Ottobock wird Werkstätten in den beiden Sportlerdörfern – eines oben in den Bergen, das andere an der Schwarzmeer-Küste, wo die Eisstadien stehen – errichten. Sie werden am 1. März 2014, eine Woche vor der Eröffnungsfeier, ihren Betrieb aufnehmen. Die meisten Athleten werden zu dieser Zeit bereits angekommen sein und die Tage neben den letzten Trainings auch dazu nutzen, ihre für den Sport benötigte Ausrüstung überprüfen zu lassen, heißt es in einer Mitteilung.

Sobald am 8. März 2014 die Wettkämpfe beginnen, nehmen den Angaben zufolge zusätzlich drei Satelliten-Werkstätten direkt an den Schauplätzen die Arbeit auf. Eine weitere, mobile Einsatzeinheit soll die Flexibilität an den Rennstrecken erhöhen.

„Paralympics sind Teil unserer DNA“

Eine besondere Herausforderung sei die Lagerverwaltung. Die erstmals in London erprobte EDV-gesteuerte Logistik, die speziell für den Paralympics-Bedarf entwickelt wurde, hat sich offensichtlich bewährt und soll wieder zum Einsatz kommen. Das Team werde 30 Orthopädie-Techniker aus elf Ländern umfassen. Die Firma rechnet mit zirka 3.000 Arbeitsstunden.

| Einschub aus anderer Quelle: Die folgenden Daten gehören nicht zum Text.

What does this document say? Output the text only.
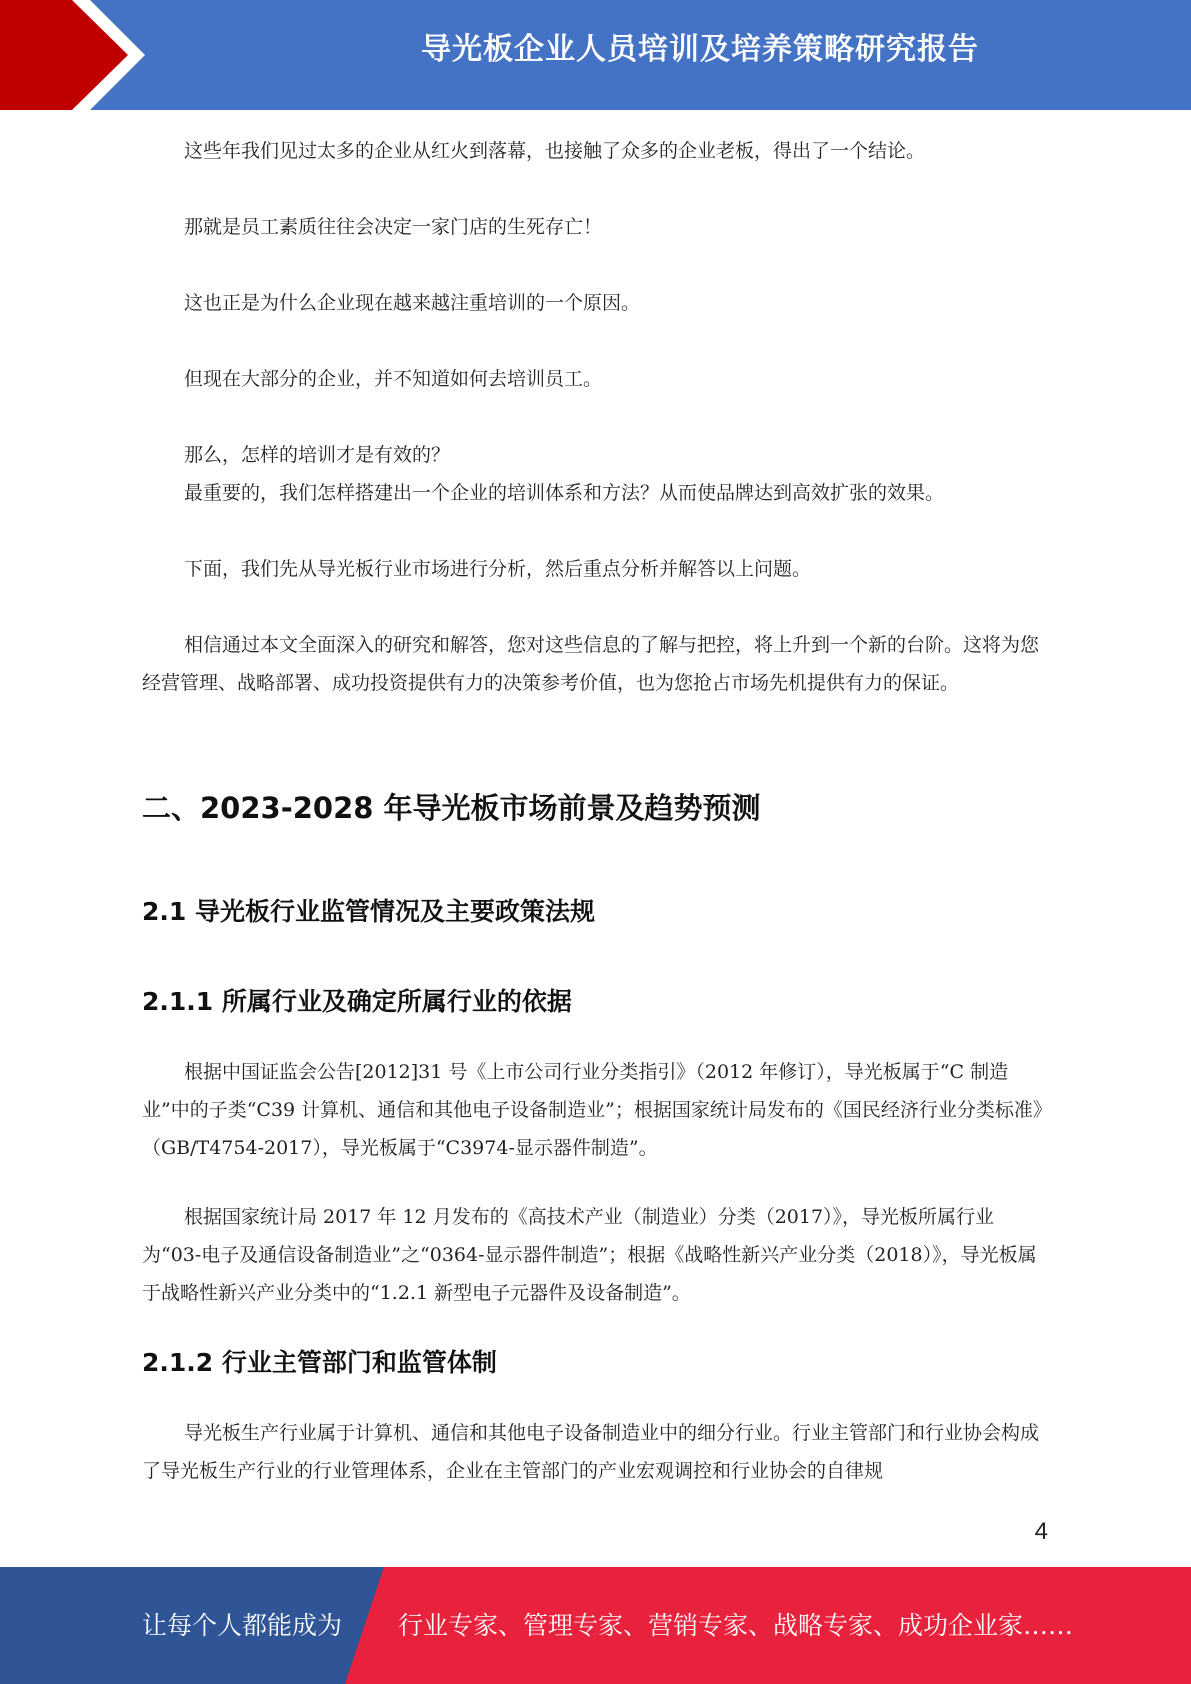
导光板企业人员培训及培养策略研究报告

这些年我们见过太多的企业从红火到落幕，也接触了众多的企业老板，得出了一个结论。

那就是员工素质往往会决定一家门店的生死存亡！

这也正是为什么企业现在越来越注重培训的一个原因。

但现在大部分的企业，并不知道如何去培训员工。

那么，怎样的培训才是有效的？

最重要的，我们怎样搭建出一个企业的培训体系和方法？从而使品牌达到高效扩张的效果。

下面，我们先从导光板行业市场进行分析，然后重点分析并解答以上问题。

相信通过本文全面深入的研究和解答，您对这些信息的了解与把控，将上升到一个新的台阶。这将为您经营管理、战略部署、成功投资提供有力的决策参考价值，也为您抢占市场先机提供有力的保证。

二、2023-2028 年导光板市场前景及趋势预测
2.1 导光板行业监管情况及主要政策法规
2.1.1 所属行业及确定所属行业的依据

根据中国证监会公告[2012]31 号《上市公司行业分类指引》（2012 年修订），导光板属于“C 制造业”中的子类“C39 计算机、通信和其他电子设备制造业”；根据国家统计局发布的《国民经济行业分类标准》（GB/T4754-2017），导光板属于“C3974-显示器件制造”。

根据国家统计局 2017 年 12 月发布的《高技术产业（制造业）分类（2017）》，导光板所属行业为“03-电子及通信设备制造业”之“0364-显示器件制造”；根据《战略性新兴产业分类（2018）》，导光板属于战略性新兴产业分类中的“1.2.1 新型电子元器件及设备制造”。

2.1.2 行业主管部门和监管体制

导光板生产行业属于计算机、通信和其他电子设备制造业中的细分行业。行业主管部门和行业协会构成了导光板生产行业的行业管理体系，企业在主管部门的产业宏观调控和行业协会的自律规

4
让每个人都能成为 行业专家、管理专家、营销专家、战略专家、成功企业家……
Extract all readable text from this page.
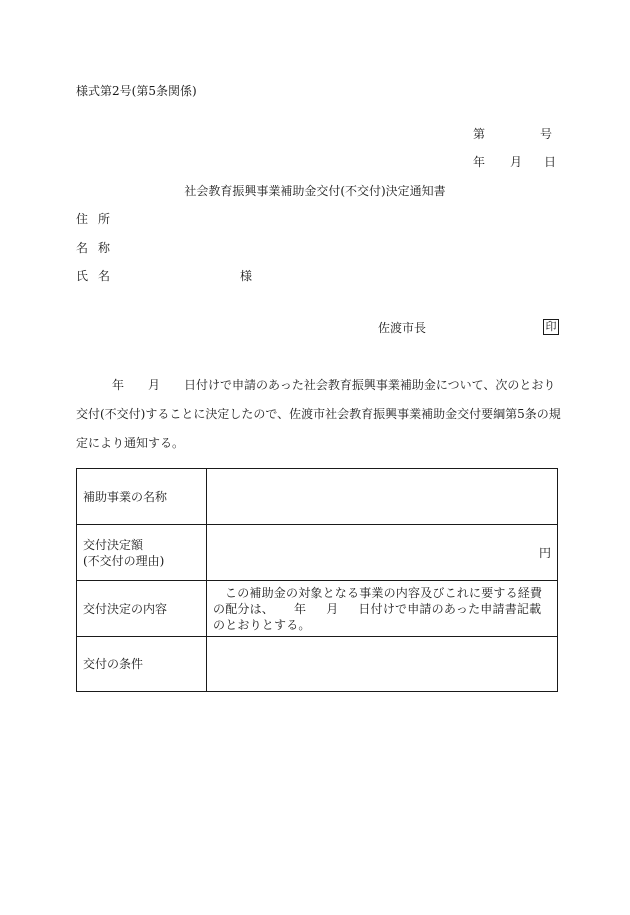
様式第2号(第5条関係)
第	号
年 月 日
社会教育振興事業補助金交付(不交付)決定通知書
住所
名称
氏名	様
佐渡市長	印
年 月 日付けで申請のあった社会教育振興事業補助金について、次のとおり
交付(不交付)することに決定したので、佐渡市社会教育振興事業補助金交付要綱第5条の規
定により通知する。
補助事業の名称	

交付決定額
(不交付の理由)	円
交付決定の内容	この補助金の対象となる事業の内容及びこれに要する経費の配分は、 年 月 日付けで申請のあった申請書記載のとおりとする。
交付の条件	
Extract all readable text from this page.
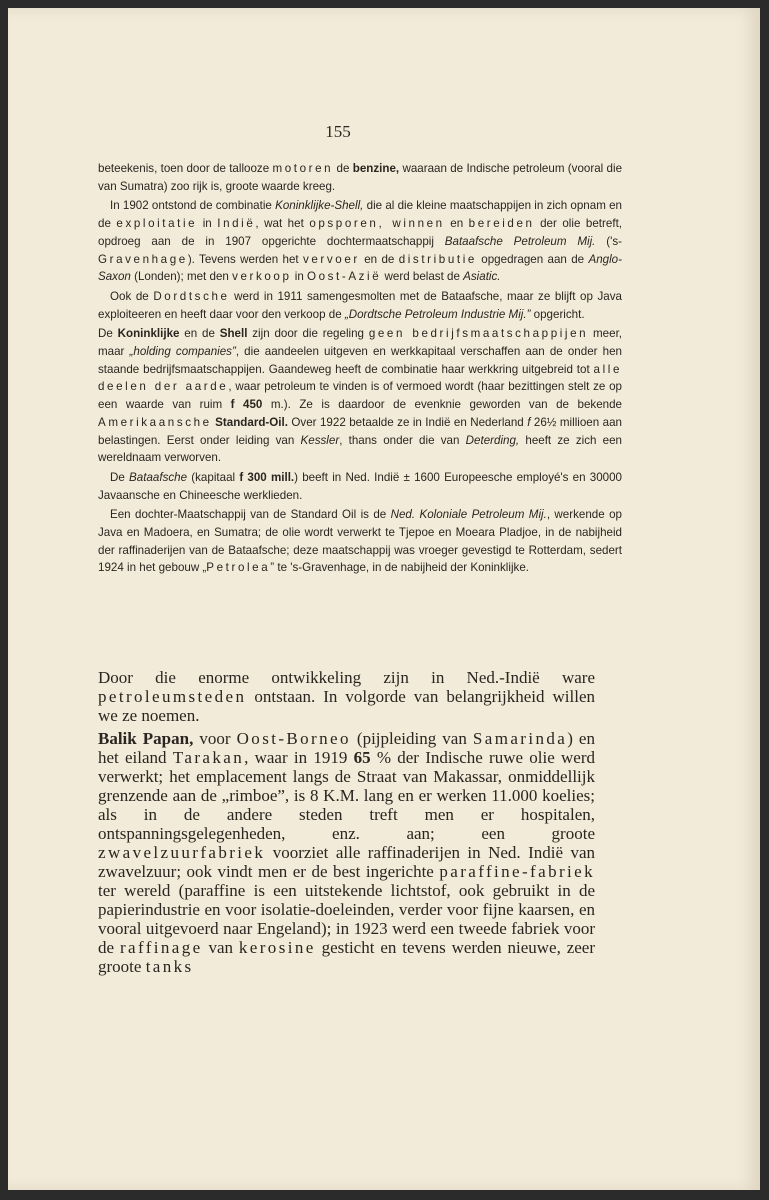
155

beteekenis, toen door de tallooze motoren de benzine, waaraan de Indische petroleum (vooral die van Sumatra) zoo rijk is, groote waarde kreeg.

In 1902 ontstond de combinatie Koninklijke-Shell, die al die kleine maatschappijen in zich opnam en de exploitatie in Indië, wat het opsporen, winnen en bereiden der olie betreft, opdroeg aan de in 1907 opgerichte dochtermaatschappij Bataafsche Petroleum Mij. ('s-Gravenhage). Tevens werden het vervoer en de distributie opgedragen aan de Anglo-Saxon (Londen); met den verkoop in Oost-Azië werd belast de Asiatic.

Ook de Dordtsche werd in 1911 samengesmolten met de Bataafsche, maar ze blijft op Java exploiteeren en heeft daar voor den verkoop de „Dordtsche Petroleum Industrie Mij.” opgericht.

De Koninklijke en de Shell zijn door die regeling geen bedrijfsmaatschappijen meer, maar „holding companies”, die aandeelen uitgeven en werkkapitaal verschaffen aan de onder hen staande bedrijfsmaatschappijen. Gaandeweg heeft de combinatie haar werkkring uitgebreid tot alle deelen der aarde, waar petroleum te vinden is of vermoed wordt (haar bezittingen stelt ze op een waarde van ruim f 450 m.). Ze is daardoor de evenknie geworden van de bekende Amerikaansche Standard-Oil. Over 1922 betaalde ze in Indië en Nederland f 26½ millioen aan belastingen. Eerst onder leiding van Kessler, thans onder die van Deterding, heeft ze zich een wereldnaam verworven.

De Bataafsche (kapitaal f 300 mill.) beeft in Ned. Indië ± 1600 Europeesche employé's en 30000 Javaansche en Chineesche werklieden.

Een dochter-Maatschappij van de Standard Oil is de Ned. Koloniale Petroleum Mij., werkende op Java en Madoera, en Sumatra; de olie wordt verwerkt te Tjepoe en Moeara Pladjoe, in de nabijheid der raffinaderijen van de Bataafsche; deze maatschappij was vroeger gevestigd te Rotterdam, sedert 1924 in het gebouw „Petrolea” te 's-Gravenhage, in de nabijheid der Koninklijke.

Door die enorme ontwikkeling zijn in Ned.-Indië ware petroleumsteden ontstaan. In volgorde van belangrijkheid willen we ze noemen.

Balik Papan, voor Oost-Borneo (pijpleiding van Samarinda) en het eiland Tarakan, waar in 1919 65 % der Indische ruwe olie werd verwerkt; het emplacement langs de Straat van Makassar, onmiddellijk grenzende aan de „rimboe”, is 8 K.M. lang en er werken 11.000 koelies; als in de andere steden treft men er hospitalen, ontspanningsgelegenheden, enz. aan; een groote zwavelzuurfabriek voorziet alle raffinaderijen in Ned. Indië van zwavelzuur; ook vindt men er de best ingerichte paraffine-fabriek ter wereld (paraffine is een uitstekende lichtstof, ook gebruikt in de papierindustrie en voor isolatie-doeleinden, verder voor fijne kaarsen, en vooral uitgevoerd naar Engeland); in 1923 werd een tweede fabriek voor de raffinage van kerosine gesticht en tevens werden nieuwe, zeer groote tanks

Das Medizintechnik-Unternehmen ist seit 1988 bei allen Paralympics dabei. 2005 ging daraus ein Kooperationsvertrag mit dem Internationalen Paralympischen Komitee hervor, der in London bis einschließlich der Spiele in Rio 2016 verlängert wurde. „Die Paralympics sind auch ein emotionales Engagement für uns. Sie sind Teil unserer DNA“, sagte Professor Hans Georg Näder, geschäftsführender Gesellschafter.

Auf ROLLINGPLANET-Anfrage gibt es derzeit noch keine Pläne, dass die Ex-Bundespräsidentengattin Bettina Wulff wie bei den Paralympics im vergangenen Sommer für Ottobock Gäste betreuen wird.